Imagem: ClutchPoints

Ídolos… A NBA sempre se alimentou de seus ídolos. Em toda sua história, jogadores de extremo talento e carisma encabeçaram o marketing da liga e ajudaram a sustentar ou promover o sucesso da marca. Hoje em dia, com o mundo totalmente digitalizado e online, a presença desses ídolos parece ser ainda mais importante e marcante.

Jerry West, Wilt Chamberlain, Oscar Robertson, Kareem Abdul Jabar, Julius Ervin, Magic Johnson, Larry Bird, Michael Jordan, Kobe Bryant e  Shaquille O’Neal são algumas das estrelas, que fazem parte da categoria dos fora-de-série, que lideraram a NBA na busca pela credibilidade e enorme popularidade nos Estados Unidos e no mundo.. 

São nomes que, se estivessem em um museu, estariam na prateleira mais alta ou numa sala especial, caso o assunto fosse “melhores jogadores”, cada um na sua época.

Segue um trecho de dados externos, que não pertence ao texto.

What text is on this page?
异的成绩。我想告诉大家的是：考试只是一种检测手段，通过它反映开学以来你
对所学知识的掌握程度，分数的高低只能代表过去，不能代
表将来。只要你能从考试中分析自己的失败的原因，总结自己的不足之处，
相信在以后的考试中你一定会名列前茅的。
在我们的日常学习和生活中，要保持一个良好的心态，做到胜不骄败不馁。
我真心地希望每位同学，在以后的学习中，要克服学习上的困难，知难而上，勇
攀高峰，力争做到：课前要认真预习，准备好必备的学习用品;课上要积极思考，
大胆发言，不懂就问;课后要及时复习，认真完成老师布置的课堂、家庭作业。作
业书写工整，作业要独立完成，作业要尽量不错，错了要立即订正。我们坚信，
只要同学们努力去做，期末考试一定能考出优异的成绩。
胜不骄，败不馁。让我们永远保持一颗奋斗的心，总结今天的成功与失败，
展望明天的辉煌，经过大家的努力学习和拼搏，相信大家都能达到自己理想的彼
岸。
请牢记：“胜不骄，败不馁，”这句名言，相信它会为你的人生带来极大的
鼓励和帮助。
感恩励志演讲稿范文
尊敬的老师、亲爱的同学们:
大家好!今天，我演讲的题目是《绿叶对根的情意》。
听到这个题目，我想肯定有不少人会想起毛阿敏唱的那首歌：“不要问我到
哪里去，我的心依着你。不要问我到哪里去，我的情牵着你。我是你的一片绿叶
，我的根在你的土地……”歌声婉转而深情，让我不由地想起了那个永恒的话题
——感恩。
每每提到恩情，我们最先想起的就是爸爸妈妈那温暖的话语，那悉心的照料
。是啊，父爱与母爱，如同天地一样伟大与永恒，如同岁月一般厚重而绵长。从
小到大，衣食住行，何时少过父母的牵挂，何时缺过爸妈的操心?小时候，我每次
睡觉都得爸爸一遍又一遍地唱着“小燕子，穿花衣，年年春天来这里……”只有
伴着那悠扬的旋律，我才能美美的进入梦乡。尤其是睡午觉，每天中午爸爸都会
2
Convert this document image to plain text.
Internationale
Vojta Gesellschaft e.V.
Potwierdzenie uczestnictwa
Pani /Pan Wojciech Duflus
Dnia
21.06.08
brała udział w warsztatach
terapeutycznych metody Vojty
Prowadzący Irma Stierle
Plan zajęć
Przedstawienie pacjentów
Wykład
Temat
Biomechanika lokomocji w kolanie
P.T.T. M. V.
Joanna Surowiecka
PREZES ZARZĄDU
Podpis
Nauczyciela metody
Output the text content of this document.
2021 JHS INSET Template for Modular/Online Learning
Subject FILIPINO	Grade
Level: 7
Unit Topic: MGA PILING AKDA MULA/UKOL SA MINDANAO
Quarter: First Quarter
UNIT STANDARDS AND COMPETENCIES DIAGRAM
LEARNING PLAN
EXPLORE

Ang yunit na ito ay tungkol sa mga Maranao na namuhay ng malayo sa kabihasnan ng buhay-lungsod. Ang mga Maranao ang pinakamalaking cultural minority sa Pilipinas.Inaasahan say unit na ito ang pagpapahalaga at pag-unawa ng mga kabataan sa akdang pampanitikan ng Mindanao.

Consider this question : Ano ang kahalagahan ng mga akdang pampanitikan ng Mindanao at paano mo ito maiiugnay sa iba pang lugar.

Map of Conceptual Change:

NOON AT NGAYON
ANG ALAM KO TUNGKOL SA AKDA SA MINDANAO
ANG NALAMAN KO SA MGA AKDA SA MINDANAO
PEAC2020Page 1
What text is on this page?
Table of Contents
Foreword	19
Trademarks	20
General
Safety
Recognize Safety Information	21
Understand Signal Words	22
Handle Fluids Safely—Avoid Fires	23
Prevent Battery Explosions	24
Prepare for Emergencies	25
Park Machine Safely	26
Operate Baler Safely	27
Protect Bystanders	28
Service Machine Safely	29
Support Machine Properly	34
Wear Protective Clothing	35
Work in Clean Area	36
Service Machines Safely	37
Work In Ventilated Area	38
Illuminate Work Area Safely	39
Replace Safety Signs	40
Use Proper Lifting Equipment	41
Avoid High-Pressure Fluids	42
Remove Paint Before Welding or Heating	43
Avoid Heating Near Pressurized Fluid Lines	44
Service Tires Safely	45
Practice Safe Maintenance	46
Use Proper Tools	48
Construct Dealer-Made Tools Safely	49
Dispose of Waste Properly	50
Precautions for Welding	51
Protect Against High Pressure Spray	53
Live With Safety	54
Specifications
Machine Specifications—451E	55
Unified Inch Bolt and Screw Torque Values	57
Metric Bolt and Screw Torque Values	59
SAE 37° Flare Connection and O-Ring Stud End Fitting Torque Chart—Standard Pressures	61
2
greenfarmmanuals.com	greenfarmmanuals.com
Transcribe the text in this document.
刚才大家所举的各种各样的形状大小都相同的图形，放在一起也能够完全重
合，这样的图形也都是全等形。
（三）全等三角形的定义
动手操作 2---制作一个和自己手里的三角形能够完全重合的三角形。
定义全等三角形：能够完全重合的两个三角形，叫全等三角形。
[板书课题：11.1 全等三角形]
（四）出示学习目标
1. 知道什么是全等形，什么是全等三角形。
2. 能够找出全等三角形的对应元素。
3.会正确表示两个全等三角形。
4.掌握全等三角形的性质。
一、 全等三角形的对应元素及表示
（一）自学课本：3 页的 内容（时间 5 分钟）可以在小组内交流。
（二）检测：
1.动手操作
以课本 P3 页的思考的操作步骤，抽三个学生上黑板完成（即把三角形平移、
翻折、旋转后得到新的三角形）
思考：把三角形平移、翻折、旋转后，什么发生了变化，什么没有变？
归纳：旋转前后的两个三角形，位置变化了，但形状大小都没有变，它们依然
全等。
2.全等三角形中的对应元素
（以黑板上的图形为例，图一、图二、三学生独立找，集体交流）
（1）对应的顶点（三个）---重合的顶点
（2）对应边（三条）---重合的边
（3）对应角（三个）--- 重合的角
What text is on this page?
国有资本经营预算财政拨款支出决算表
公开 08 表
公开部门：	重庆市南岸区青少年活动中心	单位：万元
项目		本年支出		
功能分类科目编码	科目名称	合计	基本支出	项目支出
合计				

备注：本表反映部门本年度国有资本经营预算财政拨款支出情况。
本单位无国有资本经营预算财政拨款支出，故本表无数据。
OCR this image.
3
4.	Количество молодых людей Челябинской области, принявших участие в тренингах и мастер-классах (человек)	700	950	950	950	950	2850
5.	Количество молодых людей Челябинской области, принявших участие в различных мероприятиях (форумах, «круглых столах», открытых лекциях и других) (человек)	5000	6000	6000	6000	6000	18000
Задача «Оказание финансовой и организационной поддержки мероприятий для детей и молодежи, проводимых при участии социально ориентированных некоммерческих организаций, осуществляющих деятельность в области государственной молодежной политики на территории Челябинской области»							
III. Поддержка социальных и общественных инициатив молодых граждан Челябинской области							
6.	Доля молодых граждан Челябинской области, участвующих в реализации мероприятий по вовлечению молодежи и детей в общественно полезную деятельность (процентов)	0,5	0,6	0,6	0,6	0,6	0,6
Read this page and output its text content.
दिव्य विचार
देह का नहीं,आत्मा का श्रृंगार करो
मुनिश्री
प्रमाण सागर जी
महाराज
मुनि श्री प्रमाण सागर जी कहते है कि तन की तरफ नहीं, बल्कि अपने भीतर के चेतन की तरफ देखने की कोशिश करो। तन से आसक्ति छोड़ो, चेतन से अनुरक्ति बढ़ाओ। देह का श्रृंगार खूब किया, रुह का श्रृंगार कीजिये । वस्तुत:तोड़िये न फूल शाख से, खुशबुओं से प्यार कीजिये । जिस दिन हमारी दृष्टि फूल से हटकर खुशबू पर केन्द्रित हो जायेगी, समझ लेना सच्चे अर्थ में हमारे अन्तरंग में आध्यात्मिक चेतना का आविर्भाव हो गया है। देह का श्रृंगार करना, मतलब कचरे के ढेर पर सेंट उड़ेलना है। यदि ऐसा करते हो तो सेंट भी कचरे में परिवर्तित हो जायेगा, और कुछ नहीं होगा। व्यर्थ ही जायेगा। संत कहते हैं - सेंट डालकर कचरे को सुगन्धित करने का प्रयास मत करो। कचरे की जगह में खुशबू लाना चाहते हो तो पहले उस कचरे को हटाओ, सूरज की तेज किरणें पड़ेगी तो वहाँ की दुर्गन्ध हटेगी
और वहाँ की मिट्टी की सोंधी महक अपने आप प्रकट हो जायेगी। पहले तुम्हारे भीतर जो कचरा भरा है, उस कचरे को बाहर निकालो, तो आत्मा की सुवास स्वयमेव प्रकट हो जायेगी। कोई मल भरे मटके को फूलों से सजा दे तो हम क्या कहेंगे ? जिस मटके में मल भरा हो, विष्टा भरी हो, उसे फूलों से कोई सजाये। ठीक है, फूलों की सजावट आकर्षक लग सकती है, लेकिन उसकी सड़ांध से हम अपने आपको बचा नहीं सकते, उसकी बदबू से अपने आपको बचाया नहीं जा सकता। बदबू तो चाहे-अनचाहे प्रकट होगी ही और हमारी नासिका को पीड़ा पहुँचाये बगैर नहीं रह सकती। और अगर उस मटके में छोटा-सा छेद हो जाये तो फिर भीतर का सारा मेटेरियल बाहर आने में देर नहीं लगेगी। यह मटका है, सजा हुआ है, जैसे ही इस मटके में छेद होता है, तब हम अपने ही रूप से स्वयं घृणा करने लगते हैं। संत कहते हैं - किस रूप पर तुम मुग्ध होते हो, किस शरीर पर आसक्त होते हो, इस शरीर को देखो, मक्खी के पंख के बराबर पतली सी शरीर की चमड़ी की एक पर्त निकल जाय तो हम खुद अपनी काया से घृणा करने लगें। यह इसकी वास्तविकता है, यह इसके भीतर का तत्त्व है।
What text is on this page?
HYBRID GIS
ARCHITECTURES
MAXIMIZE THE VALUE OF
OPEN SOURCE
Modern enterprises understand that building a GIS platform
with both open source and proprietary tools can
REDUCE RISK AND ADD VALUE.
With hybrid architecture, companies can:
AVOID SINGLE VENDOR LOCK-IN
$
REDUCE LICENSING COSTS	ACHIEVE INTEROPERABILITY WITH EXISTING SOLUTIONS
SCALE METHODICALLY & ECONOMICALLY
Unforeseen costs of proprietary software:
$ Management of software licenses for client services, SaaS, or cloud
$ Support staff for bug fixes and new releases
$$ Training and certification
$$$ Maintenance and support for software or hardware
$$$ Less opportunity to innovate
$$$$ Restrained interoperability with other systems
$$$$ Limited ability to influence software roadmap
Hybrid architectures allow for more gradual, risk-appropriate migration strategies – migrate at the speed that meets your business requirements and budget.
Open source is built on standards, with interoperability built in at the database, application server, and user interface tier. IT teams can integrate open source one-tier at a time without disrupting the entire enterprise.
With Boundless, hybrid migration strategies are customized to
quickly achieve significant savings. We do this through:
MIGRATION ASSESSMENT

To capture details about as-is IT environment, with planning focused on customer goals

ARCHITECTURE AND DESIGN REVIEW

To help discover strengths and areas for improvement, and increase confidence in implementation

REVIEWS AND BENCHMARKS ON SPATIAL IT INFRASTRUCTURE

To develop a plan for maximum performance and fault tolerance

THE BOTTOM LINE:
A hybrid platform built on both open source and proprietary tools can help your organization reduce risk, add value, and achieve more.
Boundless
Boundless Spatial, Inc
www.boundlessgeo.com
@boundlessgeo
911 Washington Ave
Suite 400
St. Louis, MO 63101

Pode haver outros, pois opiniões são subjetivas e passionais, mas não vamos entrar nesse mérito agora.

Hoje, essa prateleira super exclusiva é ocupada pelo Big 4 formado por Lebron James, Stephen Curry, Kevin Durant e Kawhi Leonard. Calma! Há vários outros futuros hall of famers em atividade, excepcionais jogadores importantíssimos para o sucesso da Liga, como também foram no passado John Stockton, Karl Malone, Charles Barkley, Scottie Pippen, Isaiah Thomas, David Robinson, Tim Duncan, que estão inegavelmente entre os melhores da história.

Antetokounmpo, Jokic, Harden, Kyrie, Westbrook, Klay Thompson, Chris Paul, Lillard, Lowry entram nessa categoria. Você pode incluir ou excluir quem quiser dessa lista. É mais do que justo. Afinal, como eu disse antes, é um julgamento bastante subjetivo e muitas vezes passional. Mas acredito que estes 4 (Lebron, Curry, Durant e Kawhi) estão em outro patamar quando se fala em NBA atualmente. 

É sobre esta prateleira, que inclui a elite da elite, que quero falar. Lebron faz 36 anos no final deste ano. Curry e Durant estão com 32 (Durant completa este mês) e Kawhi, o mais novinho do grupo, o único que nasceu na década de 1990, está com 29. 

O exercício que me fiz e que proponho aqui é: quem vai ocupar essa prateleira daqui a 10 anos, quando estes 4 top players já terão virado história? Quem vai carregar a imagem da NBA pelo mundo afora em 2030?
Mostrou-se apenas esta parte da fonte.